Ce lundi 18 mai, lors de sa rencontre avec son homologue algérien, Gérald Darmanin a annoncé le déplacement imminent d'une délégation de magistrats à Paris, prévue pour début juin. Cette visite inaugurale vise à renforcer les liens judiciaires et à aborder des questions cruciales, notamment le narcotrafic, qui représente un défi commun à ces deux nations.
Selon Franceinfo, cet accord témoigne de la volonté des deux gouvernements de surmonter les tensions passées et de s'engager dans une collaboration plus active. Des experts en relations internationales, comme le professeur Jean-Claude Renaud, soulignent l'importance de cette réactivation : "C'est un signe fort que les deux pays souhaitent aborder ensemble des problématiques qui nécessitent une coopération étroite, comme la sécurité et la justice".

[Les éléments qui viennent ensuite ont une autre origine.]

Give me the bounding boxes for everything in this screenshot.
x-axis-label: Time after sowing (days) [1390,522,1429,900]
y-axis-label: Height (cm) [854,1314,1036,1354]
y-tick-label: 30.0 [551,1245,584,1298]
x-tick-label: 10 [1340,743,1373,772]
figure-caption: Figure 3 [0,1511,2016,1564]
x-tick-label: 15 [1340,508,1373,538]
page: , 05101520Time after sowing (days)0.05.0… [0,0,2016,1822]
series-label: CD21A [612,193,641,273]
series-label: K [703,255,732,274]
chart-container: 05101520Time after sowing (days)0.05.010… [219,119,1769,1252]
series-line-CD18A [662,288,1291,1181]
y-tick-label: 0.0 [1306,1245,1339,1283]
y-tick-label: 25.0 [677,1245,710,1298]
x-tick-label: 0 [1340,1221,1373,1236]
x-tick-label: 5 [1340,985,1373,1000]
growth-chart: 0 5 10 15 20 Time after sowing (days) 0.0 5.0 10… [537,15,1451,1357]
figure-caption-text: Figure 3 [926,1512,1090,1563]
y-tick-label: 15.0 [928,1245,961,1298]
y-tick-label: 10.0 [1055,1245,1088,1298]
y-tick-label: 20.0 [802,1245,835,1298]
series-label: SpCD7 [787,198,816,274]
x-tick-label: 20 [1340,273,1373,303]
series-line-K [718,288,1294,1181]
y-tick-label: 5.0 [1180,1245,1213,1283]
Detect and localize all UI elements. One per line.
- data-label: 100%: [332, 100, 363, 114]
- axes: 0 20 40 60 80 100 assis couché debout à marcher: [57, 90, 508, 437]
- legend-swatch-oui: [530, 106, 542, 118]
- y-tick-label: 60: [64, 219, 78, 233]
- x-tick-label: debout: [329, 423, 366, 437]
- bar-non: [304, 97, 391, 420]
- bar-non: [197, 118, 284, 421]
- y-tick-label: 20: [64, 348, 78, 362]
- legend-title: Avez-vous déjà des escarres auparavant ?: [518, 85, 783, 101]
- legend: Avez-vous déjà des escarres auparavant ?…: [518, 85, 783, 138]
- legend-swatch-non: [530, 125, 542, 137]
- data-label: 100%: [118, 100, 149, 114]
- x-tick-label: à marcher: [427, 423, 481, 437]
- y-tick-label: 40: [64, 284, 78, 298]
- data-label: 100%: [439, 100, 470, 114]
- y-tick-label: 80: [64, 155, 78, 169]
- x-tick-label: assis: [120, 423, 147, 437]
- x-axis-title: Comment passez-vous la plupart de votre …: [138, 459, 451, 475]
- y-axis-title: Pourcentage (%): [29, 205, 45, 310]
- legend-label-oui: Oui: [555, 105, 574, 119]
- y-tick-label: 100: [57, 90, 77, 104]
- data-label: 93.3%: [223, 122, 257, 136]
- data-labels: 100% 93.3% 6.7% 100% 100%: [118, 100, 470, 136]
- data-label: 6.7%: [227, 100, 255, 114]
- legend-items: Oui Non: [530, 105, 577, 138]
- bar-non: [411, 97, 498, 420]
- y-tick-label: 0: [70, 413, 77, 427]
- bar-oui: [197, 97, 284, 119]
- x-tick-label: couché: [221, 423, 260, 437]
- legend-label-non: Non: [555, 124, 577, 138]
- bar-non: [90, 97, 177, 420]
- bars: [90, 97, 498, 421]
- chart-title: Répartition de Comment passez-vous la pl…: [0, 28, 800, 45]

Cette initiative arrive dans un contexte où la lutte contre le trafic de drogue et la criminalité organisée est devenue une priorité pour les autorités algériennes. Le ministre algérien de la Justice a exprimé son optimisme à l'égard de cette nouvelle phase de coopération, affirmant que "la synergie entre nos systèmes judiciaires pourra apporter des solutions efficaces aux défis que nous rencontrons".
Les détails de cette collaboration judiciaire, notamment le calendrier des prochaines rencontres et les projets conjoints, seront sûrement attendus avec intérêt tant par les professionnels du droit que par le grand public.